Никита рассказал Плакущеву о том, как он ввязался в драку на Балбашихе, желая сначала поддержать племяшей, но, когда увидел, что Степан свалился у красного камня, а с горы бегут артельщики, – боясь, что все они могут обрушиться на него, он переметнулся и заставил вязать сторонников Чижика.
– Ну и перевязали племяшей-то, – закончил он и посмотрел на мокрую макушку Плакущева.
– Вот и ладно, – согласился тот.
Никита, зная, что Плакущев плутует, и желая припугнуть его, заговорил:
– Ладно, да не больно: подожгут.
Плакущев короткими пальцами потер виски.
– А мне Кирька, сукин сын, письмецо прислал. Его обстраивал, силы на него клал, а он мне: «Передаю, слышь, тебе в полное ведение жененку свою Зинаиду Ильиничну». Видал, как? Пожил, и прочь – отцу на руки. Загубил, замазал девку – теперь прочь. Где на то законы, а?
– Что теперь делать? – перебил его, Никита.
– С Зинкой?
– Да нет! Чего с Зинкой?! Молодца ей такого подыщешь – Кирьке пить даст. А вот я – втюрился. Ты то пойми: теперь на меня войной племяши пойдут, и артельщики спуску не дадут.
Плакущев горько подумал:
«А до моей беды никому горя нет. Вишь ты – я справлюсь, а он, кобель маленький, не справится. Он не справится, а у меня инда в костях ломота, – и справлюсь. Ах вы, люди-человеки!» – и, чтобы скрыть от Никиты горечь, вновь окунул голову в воду.
– Подожгут, бай, родня Чижика, – продолжал Никита. – Поднимутся и сожгут. А ведь с меня огонь и на других кинется. Вот и тужу.
– А ввязываться надо было?! Стоял бы в сторонке.
– Да ведь…
– Что «ведь»? Вот теперь и крутись… а выкрутиться не легко.
Они долго молчали.
Дрожал испариной солнечный день.
На гору Балбашиху, шлепая теплой грязью, потянулись коровы. Сторонками, тропочками шли бабы и мужики в поля глядеть хлеб. Сторонкой, извилистой тропочкой пробежала через Крапивный дол Катя Пырякина. Платье развевалось на ней, и вся она как-то распахнулась, раскраснелась от быстрого бега. И Никите и Плакущеву показалось – бежит она из бани.

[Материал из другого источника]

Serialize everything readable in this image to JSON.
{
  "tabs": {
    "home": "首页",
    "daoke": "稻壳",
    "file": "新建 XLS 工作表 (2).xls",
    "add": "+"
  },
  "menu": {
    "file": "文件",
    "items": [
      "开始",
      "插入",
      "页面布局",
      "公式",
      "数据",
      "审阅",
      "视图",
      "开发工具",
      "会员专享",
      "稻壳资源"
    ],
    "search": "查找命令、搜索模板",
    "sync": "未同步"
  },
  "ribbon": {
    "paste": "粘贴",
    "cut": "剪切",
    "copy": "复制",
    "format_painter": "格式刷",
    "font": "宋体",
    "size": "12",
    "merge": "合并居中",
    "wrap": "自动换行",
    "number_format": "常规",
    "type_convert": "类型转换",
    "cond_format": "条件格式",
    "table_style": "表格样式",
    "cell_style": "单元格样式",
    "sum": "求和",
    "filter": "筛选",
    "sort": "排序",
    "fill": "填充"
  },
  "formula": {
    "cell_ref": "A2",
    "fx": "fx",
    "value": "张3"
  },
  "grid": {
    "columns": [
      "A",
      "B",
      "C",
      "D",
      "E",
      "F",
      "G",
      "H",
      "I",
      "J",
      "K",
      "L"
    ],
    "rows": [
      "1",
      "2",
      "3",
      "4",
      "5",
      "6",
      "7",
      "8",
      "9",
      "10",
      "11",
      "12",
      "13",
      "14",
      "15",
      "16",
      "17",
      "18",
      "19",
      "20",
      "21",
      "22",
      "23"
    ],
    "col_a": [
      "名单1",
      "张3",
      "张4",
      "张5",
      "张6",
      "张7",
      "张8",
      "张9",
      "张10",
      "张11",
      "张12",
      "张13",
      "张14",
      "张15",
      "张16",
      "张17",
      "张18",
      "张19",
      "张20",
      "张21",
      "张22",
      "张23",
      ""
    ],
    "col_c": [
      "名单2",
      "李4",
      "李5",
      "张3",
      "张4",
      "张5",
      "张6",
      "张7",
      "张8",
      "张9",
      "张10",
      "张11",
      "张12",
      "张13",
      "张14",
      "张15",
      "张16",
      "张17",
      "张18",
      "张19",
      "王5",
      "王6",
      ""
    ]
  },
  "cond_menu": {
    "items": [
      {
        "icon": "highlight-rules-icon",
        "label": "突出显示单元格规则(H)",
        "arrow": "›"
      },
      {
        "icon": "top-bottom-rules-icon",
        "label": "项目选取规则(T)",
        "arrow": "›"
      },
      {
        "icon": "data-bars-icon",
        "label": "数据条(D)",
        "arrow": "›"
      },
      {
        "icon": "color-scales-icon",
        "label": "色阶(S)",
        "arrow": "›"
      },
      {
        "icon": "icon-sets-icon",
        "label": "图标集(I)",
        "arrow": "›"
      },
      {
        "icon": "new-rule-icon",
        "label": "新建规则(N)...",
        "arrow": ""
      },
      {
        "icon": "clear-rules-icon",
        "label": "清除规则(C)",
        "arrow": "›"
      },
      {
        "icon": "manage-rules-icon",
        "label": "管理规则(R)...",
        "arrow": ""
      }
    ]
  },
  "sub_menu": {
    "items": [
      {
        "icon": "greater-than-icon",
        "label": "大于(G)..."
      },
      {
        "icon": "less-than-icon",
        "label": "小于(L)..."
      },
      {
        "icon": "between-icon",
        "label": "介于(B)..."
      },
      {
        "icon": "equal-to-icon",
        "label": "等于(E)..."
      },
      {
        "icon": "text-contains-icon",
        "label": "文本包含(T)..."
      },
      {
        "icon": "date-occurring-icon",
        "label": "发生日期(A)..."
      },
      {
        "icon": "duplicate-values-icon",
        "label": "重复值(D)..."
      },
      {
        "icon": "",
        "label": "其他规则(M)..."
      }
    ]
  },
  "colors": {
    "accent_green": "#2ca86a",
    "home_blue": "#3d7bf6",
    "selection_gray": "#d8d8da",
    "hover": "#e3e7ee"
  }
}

– Чего? – чуть спустя заговорил Плакущев. – Надо теперь так – жулика, мол, головореза Шлёнку Огнев взял под защиту, а честных людей, народ трудовой – в ре-станку. А я, мол, их из драки отвел, потому и велел вязать родню Чижика. А так – Огнева бы первого в Сосновом овраге на осину повесить. И всех повесить, – как-то неожиданно закончил он и на четвереньках пополз в кустарник: – Уйди! Уйди ты-ы!